Improve concurrency between DruidSchema and BrokerServerView #11457

jihoonson · 2021-07-16T19:16:55Z

Description

A concurrency issue is recently found between DruidSchema and BrokerServerView, which is, refreshing a DruidTable in DruidSchema can block query processing. This can happen in the scenario described below.

The DruidSchema-Cache thread locks DruidSchema#lock and calls DruidSchema.buildDruidTable() to rebuild the rowSignature of druidTable.
A new segment is added to BrokerServerView. The BrokerServerView thread will lock BrokerServerView#lock, process the new segment added, and call timelineCallbacks of DruidSchema.
The timeline callback of DruidSchema is executed by the same thread used in the step 2. This thread will wait for DruidSchema.buildDruidTable() in the step 1 to be done and DruidSchema#lock is released.
A new query is issued and the query thread will call BrokerServerView.getTimeline(). This call will wait for the timelineCallbacks to be done in the step 2 and BrokerServerView#lock is released.

The following flame graphs show what those threads were doing when this happened in our cluster. The metrics for these flame graphs were collected for 30 seconds.

DruidSchema was calling refreshSegmentsForDataSource() and buildDruidTable(). refreshSegmentsForDataSource issues a SegmentMetadataQuery per segment and locks DruidSchema#lock per row in the result to update segment metadata in memory. buildDruidTable locks DruidSchema#lock while it iterates all columns in all segments in the datasource.
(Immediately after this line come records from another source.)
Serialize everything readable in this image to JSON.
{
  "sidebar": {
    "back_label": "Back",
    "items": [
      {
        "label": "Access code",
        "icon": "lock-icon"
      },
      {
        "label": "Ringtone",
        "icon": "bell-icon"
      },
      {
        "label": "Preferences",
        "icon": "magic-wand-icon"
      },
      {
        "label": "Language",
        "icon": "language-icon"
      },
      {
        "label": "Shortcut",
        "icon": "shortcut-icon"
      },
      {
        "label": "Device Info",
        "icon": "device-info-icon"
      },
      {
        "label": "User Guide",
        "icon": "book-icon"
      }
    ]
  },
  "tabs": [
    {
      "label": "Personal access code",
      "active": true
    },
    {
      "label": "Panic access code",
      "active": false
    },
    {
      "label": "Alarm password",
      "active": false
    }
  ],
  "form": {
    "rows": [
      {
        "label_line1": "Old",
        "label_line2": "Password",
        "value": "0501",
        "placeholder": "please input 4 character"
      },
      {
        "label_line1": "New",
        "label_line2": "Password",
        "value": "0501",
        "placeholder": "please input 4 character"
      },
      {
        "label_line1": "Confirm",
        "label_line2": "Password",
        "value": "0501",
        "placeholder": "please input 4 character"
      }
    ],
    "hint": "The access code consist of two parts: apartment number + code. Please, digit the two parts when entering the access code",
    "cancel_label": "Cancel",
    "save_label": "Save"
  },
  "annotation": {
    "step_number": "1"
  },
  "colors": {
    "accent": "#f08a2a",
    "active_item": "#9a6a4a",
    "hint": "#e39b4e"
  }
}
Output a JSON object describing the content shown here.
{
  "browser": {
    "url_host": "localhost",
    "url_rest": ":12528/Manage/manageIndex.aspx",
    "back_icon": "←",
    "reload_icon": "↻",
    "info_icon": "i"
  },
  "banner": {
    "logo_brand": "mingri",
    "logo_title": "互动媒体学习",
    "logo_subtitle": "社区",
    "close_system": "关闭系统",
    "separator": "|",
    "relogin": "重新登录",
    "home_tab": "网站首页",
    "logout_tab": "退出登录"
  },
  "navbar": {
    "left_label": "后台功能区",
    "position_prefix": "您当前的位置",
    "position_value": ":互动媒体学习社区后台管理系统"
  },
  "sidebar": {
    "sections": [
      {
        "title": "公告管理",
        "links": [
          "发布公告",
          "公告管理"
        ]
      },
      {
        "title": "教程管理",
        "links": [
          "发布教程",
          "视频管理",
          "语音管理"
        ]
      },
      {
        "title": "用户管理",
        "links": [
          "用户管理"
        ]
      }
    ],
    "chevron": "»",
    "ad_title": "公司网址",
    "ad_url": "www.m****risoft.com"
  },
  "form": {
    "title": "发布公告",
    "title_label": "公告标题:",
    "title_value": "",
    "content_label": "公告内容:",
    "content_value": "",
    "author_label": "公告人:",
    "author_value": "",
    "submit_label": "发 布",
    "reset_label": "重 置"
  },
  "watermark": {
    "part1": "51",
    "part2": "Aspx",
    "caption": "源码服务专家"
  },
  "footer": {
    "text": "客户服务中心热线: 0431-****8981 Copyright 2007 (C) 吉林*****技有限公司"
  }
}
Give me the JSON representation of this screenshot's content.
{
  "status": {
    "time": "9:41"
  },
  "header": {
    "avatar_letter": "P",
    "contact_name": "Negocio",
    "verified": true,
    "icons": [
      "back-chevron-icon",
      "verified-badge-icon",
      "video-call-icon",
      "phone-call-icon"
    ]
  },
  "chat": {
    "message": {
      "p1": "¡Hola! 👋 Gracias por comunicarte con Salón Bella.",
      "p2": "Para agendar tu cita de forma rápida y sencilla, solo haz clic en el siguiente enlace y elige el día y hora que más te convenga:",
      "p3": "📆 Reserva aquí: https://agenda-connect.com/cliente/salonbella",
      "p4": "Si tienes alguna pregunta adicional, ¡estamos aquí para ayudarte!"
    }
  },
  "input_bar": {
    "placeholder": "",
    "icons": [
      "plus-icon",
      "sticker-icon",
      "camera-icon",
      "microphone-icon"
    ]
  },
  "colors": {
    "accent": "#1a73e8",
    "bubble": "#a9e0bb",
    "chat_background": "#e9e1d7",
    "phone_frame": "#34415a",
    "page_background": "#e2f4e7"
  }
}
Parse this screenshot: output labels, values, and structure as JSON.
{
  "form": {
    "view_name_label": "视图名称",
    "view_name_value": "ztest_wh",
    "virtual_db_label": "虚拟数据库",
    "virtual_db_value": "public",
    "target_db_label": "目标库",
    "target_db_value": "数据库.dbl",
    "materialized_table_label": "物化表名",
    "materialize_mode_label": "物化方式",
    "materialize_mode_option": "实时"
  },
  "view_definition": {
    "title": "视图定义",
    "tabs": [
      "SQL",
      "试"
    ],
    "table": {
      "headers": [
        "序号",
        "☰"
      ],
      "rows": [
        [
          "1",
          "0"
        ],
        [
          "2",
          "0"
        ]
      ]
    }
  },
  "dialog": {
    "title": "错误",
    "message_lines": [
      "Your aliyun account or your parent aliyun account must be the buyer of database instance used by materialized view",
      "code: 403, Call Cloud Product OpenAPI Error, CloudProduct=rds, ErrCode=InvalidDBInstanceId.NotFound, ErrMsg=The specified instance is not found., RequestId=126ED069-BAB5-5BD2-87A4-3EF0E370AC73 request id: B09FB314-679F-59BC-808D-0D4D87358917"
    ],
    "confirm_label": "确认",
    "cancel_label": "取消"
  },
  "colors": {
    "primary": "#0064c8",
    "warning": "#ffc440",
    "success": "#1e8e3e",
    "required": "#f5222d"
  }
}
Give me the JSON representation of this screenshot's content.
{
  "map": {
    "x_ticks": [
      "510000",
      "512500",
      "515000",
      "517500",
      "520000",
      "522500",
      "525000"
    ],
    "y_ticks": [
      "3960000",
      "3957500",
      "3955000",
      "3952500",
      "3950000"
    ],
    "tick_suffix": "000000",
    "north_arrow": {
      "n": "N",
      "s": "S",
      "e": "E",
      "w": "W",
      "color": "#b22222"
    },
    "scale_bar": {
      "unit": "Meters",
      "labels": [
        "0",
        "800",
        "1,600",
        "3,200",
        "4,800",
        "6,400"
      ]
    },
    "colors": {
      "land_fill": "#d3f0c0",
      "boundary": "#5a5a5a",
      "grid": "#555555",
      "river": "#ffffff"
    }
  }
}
When the datasource has 481200 segments and 774 columns in each segment, buildDruidTable took about 25 seconds (!!) on my desktop.

BrokerServerView was blocked in the DruidSchema.addSegment callback.

Finally, there were 2 timeseries queries that were blocked in BrokerServerView.getTimeline() for 30 seconds.

Currently, this can happen whenever DruidSchema needs to refresh DruidTable, which is whenever a new segment is added to the cluster or a segment is completely removed from the cluster. Moving segments should not cause this issue because a new segment is always loaded first in the new server before it is removed from the previous server. As a result, moving segments does not require to update the RowSignature of DruidTable.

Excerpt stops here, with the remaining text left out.